Pub Date: Aug. 30th, 2011
ISBN: 978-1465348340
Publisher: Xlibris

Spears’ novel speaks to the most distressing concerns of contemporary African-American life.

The book is an exploration of the personal, economic and familial trials of Tequila Victorious, a multiple rape survivor from an acrimonious home; her children, Alizay and R&B; and their father, Lightnin. When the novel opens, Tequila is an aspiring singer leveraging sexual favors for a break, and the stars in her eyes match Lightnin’s, a lothario with vague ambitions. After a shooting and an arson attack force them from their home in Promise, a predominately prosperous neighborhood in a Chicago-analogue town in the Midwest, Tequila relocates her family to Bling City, something like New York, where most of the story takes place. In Bling City, Tequila’s arc diverges from Lightnin’s; she works several jobs, supports the endeavors of her children and sings on the side, while her partner—later husband—seems hardwired for drinking, cheating and, occasionally, domestic abuse. Discord increases with Lightnin’s jealousy over their son R&B’s budding entertainment career, and industrious, scholastic Alizay faces challenges of her own. Allegory and unfiltered realism blur in Spears’ story, which attempts to illuminate the contemporary African-American social and political condition while providing psychological diagnoses of individuals and families struggling with subsistence-level earnings. The book is written in an Ebonicslike slang and narrated by an aunt of Tequila’s who is conspicuously absent from the plot. The dialect breathes life into the characters but also blocks the narrative; the action of the book is turbulent and it’s difficult to interpret the minutiae of a character’s psychology as written, especially when characterization is entwined with a broader social argument.
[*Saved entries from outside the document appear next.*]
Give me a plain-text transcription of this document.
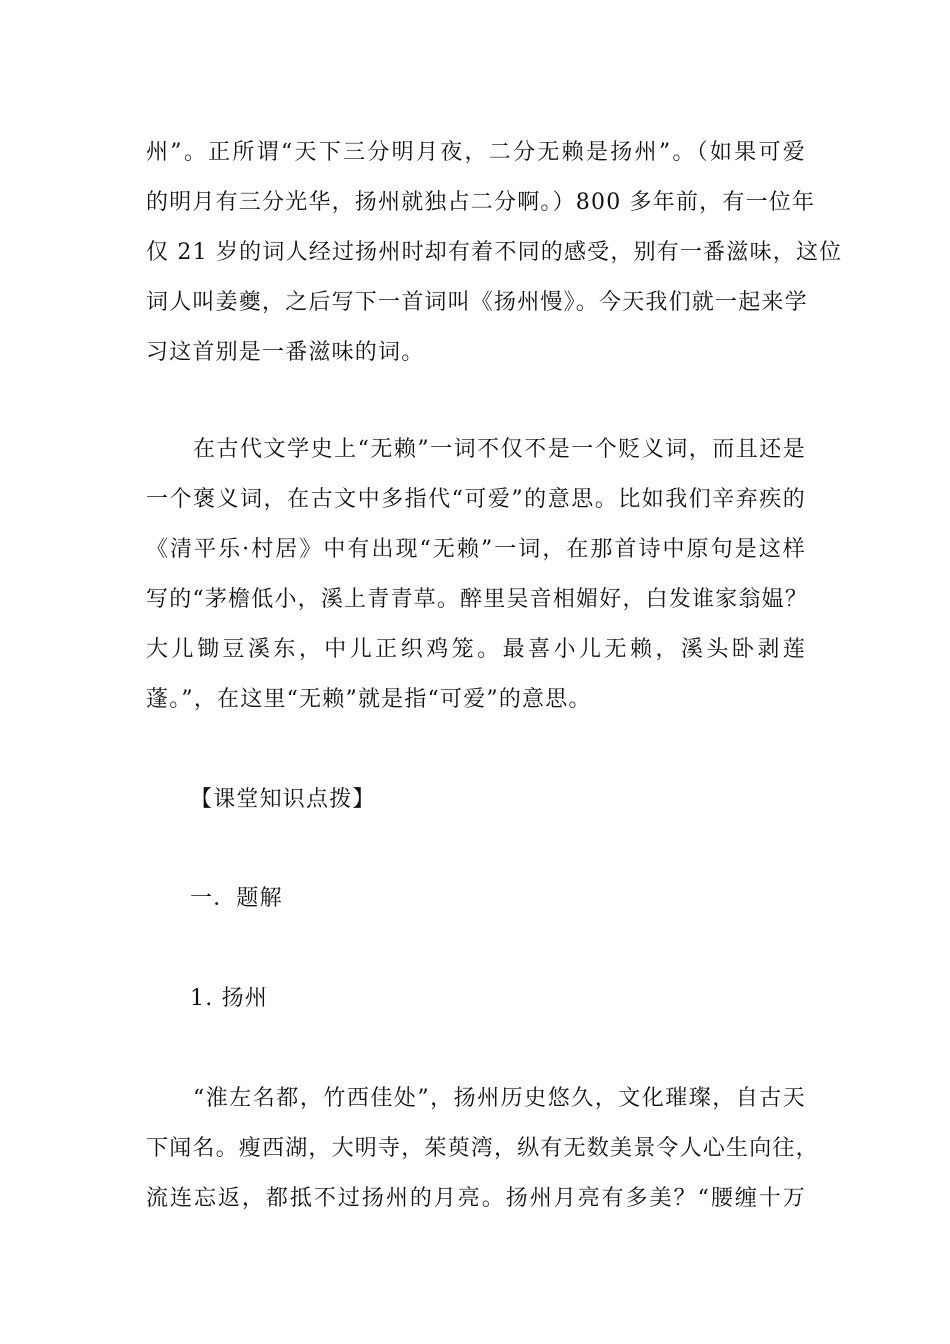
州”。正所谓“天下三分明月夜，二分无赖是扬州”。（如果可爱
的明月有三分光华，扬州就独占二分啊。）800 多年前，有一位年
仅 21 岁的词人经过扬州时却有着不同的感受，别有一番滋味，这位
词人叫姜夔，之后写下一首词叫《扬州慢》。今天我们就一起来学
习这首别是一番滋味的词。

　　在古代文学史上“无赖”一词不仅不是一个贬义词，而且还是
一个褒义词，在古文中多指代“可爱”的意思。比如我们辛弃疾的
《清平乐·村居》中有出现“无赖”一词，在那首诗中原句是这样
写的“茅檐低小，溪上青青草。醉里吴音相媚好，白发谁家翁媪？
大儿锄豆溪东，中儿正织鸡笼。最喜小儿无赖，溪头卧剥莲
蓬。”，在这里“无赖”就是指“可爱”的意思。

【课堂知识点拨】

一．题解

1. 扬州

　　“淮左名都，竹西佳处”，扬州历史悠久，文化璀璨，自古天
下闻名。瘦西湖，大明寺，茱萸湾，纵有无数美景令人心生向往，
流连忘返，都抵不过扬州的月亮。扬州月亮有多美？“腰缠十万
Spears’ book is graphic, unsparing and unapologetic, and strongest when it drops the allegory and gets personal, particularly in the case of Tequila when, in rare moments when the prose is analytically unencumbered, her earnest reflection is moving and poetic. But even Tequila, though a sympathetic character, holds views that are at best culturally insensitive, and at worst ethnocentric and damaging. A niche book for readers with thick skin.